In an industry where data is abundant and tools are plentiful, the lack of mirrors is a symptom of a larger problem: a lack of self-awareness.

We need to start taking a harder look at ourselves and our practices. We need to start asking the tough questions and seeking honest feedback.

What This Means For You

If you’re a developer, this isn’t abstract. It means the libraries you pull from npm or PyPI are still likely to contain hardcoded secrets, outdated dependencies, or typo-squatted names. The cartoon’s joke about third-party breaches? That’s your app’s supply chain.

It means writing secure code isn’t enough. You have to assume the next layer — the framework, the container, the CI pipeline — is already compromised. Because statistically, it might be.

If you’re building security tools, it means your “AI-powered anomaly detection” better actually work. Not just flag every admin login as suspicious. Not just generate 200 alerts a day that no one reads. The industry is drowning in noise. Your job isn’t to add more. It’s to end the loop.

We don’t need another dashboard. We need fewer breaches. Fewer misconfigurations. Fewer needless breaches. That’s on all of us.

Is Anyone Laughing at the Right Time?

The contest ends May 19, 2026. The winner will get $20 and a nod in the newsletter.

Meanwhile, the anvil keeps falling.

We’ll keep buying tools, hiring teams, running drills. We’ll call each breach a “wake-up call.” And then we’ll go back to the same patterns.

So here’s the real question: When do we stop laughing — and start rebuilding?

The Bigger Picture

The $20 contest is just a symptom of a larger issue: a lack of accountability in the cybersecurity industry. We need to start taking a harder look at ourselves and our practices.

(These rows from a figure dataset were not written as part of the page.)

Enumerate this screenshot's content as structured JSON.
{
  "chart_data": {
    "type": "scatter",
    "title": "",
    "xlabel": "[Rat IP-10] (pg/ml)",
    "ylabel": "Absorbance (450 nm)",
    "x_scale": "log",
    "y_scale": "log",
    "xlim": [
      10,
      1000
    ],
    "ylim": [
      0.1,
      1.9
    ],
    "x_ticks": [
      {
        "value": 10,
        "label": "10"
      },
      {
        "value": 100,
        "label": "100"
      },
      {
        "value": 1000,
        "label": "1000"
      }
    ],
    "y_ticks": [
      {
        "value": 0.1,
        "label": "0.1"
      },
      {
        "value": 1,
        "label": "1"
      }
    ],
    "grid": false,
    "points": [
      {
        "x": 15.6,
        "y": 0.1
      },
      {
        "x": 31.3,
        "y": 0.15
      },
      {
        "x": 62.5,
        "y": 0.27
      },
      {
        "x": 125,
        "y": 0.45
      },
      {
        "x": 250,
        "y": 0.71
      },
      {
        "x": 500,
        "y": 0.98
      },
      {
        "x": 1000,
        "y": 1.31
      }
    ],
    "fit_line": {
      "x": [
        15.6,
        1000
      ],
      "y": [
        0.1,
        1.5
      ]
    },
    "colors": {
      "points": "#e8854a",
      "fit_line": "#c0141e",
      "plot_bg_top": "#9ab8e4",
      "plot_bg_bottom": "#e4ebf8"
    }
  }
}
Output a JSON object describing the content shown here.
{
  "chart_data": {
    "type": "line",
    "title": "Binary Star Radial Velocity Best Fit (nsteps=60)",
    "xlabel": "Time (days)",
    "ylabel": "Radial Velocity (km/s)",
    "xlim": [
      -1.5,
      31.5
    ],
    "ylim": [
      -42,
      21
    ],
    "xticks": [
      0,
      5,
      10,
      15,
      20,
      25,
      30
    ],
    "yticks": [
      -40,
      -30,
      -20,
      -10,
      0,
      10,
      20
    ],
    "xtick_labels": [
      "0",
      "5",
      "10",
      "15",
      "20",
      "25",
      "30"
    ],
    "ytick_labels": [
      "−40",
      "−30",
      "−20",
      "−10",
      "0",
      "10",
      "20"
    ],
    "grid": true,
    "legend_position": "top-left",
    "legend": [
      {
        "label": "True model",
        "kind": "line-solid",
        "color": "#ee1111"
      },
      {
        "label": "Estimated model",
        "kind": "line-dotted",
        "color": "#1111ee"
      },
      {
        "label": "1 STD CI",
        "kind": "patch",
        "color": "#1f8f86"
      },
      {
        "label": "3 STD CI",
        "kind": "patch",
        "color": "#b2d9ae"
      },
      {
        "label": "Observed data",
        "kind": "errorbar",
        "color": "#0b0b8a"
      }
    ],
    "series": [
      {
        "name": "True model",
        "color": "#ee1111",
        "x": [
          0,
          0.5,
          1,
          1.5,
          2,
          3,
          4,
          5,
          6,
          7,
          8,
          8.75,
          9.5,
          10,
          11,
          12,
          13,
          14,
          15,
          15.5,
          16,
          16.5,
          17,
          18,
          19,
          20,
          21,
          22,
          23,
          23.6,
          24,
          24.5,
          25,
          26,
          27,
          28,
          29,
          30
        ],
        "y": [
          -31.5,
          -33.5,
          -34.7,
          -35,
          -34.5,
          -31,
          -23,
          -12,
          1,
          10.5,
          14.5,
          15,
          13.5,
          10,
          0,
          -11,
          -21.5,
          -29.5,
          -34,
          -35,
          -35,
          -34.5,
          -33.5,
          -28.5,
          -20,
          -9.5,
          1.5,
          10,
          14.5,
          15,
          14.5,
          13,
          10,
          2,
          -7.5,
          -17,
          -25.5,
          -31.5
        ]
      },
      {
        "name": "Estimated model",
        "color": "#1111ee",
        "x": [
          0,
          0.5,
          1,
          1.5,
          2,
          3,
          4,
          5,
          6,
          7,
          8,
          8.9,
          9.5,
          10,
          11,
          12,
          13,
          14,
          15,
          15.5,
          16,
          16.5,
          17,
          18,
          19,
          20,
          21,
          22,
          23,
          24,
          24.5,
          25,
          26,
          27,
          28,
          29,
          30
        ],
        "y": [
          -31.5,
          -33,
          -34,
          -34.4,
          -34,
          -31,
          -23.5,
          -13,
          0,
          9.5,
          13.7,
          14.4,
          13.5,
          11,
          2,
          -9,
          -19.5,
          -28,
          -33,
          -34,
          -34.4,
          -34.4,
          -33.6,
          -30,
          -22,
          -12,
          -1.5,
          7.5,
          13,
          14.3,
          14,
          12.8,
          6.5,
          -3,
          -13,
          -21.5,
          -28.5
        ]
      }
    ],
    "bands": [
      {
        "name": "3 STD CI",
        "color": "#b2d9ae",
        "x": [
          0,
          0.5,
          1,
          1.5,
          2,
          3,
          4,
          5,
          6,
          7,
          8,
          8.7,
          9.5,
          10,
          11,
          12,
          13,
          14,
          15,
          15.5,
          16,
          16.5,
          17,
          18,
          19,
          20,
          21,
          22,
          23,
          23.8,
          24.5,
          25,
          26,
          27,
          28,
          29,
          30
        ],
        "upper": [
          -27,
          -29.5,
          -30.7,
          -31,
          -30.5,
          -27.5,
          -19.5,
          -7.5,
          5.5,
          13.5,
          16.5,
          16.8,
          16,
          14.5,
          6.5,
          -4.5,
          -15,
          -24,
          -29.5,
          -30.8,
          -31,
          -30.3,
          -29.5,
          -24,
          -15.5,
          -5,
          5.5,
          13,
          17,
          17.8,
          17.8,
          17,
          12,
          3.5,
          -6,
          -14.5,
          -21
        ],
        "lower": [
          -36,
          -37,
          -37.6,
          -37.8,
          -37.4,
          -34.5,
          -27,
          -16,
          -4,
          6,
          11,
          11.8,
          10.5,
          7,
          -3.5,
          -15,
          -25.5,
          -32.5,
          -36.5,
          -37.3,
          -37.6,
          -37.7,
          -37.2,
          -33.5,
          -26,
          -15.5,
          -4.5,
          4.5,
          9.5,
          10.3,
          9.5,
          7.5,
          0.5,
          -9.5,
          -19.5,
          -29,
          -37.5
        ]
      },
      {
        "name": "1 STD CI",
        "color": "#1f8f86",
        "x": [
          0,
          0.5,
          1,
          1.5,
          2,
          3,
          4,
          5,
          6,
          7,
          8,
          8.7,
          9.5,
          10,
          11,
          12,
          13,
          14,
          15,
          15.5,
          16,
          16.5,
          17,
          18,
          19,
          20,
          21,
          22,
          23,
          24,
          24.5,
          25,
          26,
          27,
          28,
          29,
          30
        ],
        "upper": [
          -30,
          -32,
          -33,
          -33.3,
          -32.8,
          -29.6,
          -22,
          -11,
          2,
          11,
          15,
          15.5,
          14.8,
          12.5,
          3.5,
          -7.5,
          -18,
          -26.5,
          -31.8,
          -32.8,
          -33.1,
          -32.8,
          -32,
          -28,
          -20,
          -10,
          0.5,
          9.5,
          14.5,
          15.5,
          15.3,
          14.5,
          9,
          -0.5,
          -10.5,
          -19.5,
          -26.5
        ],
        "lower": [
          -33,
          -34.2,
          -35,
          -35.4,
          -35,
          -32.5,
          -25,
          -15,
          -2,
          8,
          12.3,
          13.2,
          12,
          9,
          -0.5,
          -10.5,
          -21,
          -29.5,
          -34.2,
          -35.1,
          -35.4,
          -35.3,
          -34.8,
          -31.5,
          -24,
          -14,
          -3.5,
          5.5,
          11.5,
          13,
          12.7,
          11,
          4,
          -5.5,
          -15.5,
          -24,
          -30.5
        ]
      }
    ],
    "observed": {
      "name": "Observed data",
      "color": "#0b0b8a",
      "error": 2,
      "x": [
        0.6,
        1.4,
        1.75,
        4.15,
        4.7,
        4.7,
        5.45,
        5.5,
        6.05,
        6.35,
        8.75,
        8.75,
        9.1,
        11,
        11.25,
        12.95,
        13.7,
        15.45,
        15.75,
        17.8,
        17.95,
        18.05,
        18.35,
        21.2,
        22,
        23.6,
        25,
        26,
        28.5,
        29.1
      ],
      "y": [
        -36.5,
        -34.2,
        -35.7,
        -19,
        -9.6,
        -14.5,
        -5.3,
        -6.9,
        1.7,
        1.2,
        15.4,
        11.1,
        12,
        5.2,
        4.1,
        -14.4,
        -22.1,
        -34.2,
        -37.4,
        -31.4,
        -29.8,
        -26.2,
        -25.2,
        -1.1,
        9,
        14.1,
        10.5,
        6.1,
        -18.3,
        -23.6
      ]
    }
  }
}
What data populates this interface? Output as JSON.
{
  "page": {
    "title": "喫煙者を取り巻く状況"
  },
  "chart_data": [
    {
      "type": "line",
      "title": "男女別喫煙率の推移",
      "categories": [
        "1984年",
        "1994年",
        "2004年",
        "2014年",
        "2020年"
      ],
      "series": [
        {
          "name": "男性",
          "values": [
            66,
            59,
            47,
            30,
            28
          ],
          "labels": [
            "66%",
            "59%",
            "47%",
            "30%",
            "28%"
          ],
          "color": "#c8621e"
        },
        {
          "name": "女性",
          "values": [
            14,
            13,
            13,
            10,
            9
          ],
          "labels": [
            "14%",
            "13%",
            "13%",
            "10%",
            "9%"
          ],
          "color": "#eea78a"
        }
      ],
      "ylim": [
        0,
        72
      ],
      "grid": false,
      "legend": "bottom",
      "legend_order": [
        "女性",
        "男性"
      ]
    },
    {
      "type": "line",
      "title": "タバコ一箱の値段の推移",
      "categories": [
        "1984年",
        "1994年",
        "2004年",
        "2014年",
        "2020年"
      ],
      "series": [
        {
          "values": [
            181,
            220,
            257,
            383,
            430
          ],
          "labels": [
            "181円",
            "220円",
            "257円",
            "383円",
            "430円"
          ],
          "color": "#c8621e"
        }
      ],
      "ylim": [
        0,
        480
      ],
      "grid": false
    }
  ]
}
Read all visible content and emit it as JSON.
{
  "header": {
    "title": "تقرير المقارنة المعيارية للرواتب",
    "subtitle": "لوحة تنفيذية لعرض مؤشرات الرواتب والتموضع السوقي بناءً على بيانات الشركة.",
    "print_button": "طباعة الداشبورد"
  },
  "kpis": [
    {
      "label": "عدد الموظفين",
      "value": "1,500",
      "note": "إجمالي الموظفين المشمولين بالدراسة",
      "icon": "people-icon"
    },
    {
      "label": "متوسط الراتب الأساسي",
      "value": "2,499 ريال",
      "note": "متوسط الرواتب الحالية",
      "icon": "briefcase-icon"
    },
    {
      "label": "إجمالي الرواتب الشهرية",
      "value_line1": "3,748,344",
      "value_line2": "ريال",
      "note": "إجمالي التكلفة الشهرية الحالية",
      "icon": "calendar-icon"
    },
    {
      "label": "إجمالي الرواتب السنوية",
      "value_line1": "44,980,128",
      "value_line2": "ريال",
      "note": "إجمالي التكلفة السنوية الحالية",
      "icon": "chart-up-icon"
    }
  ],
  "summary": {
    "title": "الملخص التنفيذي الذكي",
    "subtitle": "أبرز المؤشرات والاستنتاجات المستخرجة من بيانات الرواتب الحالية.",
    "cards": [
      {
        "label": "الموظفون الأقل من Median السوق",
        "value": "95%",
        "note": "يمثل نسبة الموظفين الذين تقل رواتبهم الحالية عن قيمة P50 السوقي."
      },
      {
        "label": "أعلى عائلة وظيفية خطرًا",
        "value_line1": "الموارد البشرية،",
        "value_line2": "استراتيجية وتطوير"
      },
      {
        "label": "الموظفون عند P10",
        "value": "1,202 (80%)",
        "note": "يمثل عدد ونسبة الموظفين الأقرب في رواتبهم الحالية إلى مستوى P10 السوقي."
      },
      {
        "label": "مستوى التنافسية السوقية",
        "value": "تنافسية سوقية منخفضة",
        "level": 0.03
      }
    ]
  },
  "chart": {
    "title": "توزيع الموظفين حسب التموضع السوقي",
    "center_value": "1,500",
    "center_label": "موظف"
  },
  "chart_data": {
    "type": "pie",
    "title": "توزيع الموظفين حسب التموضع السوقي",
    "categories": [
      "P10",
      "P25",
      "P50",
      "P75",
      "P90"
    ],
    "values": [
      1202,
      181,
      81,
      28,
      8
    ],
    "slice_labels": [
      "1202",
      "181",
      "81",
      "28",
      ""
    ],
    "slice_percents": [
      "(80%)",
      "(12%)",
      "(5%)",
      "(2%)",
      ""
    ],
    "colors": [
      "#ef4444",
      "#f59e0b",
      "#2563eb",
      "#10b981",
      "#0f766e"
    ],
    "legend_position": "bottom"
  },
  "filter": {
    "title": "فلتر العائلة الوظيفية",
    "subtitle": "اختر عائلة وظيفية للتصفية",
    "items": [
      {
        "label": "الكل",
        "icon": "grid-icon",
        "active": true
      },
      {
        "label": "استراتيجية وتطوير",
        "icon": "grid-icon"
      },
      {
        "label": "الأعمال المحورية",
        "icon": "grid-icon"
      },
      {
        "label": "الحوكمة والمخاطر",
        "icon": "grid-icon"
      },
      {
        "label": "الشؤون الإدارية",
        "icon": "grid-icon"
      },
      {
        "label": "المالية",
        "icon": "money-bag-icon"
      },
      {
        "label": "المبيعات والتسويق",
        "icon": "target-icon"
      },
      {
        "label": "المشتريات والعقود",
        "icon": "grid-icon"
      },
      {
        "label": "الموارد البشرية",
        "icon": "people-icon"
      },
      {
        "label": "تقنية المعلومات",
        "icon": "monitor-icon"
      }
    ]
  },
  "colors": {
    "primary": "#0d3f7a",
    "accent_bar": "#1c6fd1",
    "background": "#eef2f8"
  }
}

We need to start asking the tough questions and seeking honest feedback. We need to start working together to find solutions to our problems.

It’s time to stop laughing and start rebuilding. It’s time to take a hard look at ourselves and our practices. It’s time to start working together to find solutions to our problems.

The Industry’s Response

The industry’s response to the $20 contest has been mixed. Some have praised Dark Reading for its honesty and willingness to confront the industry’s failures. Others have criticized the contest as being flippant and dismissive of the serious issues facing the industry.

But regardless of how one feels about the contest, it’s clear that it’s struck a chord. It’s highlighted the need for accountability and self-awareness in the cybersecurity industry.

It’s time for us to take a hard look at ourselves and our practices. It’s time for us to start working together to find solutions to our problems.

Sources: Dark Reading, Gartner

About AI Post Daily

Independent coverage of artificial intelligence, machine learning, cybersecurity, and the technology shaping our future.

Contact: Get in touch

We use cookies to personalize content and ads, and to analyze traffic. By using this site, you agree to our Privacy Policy.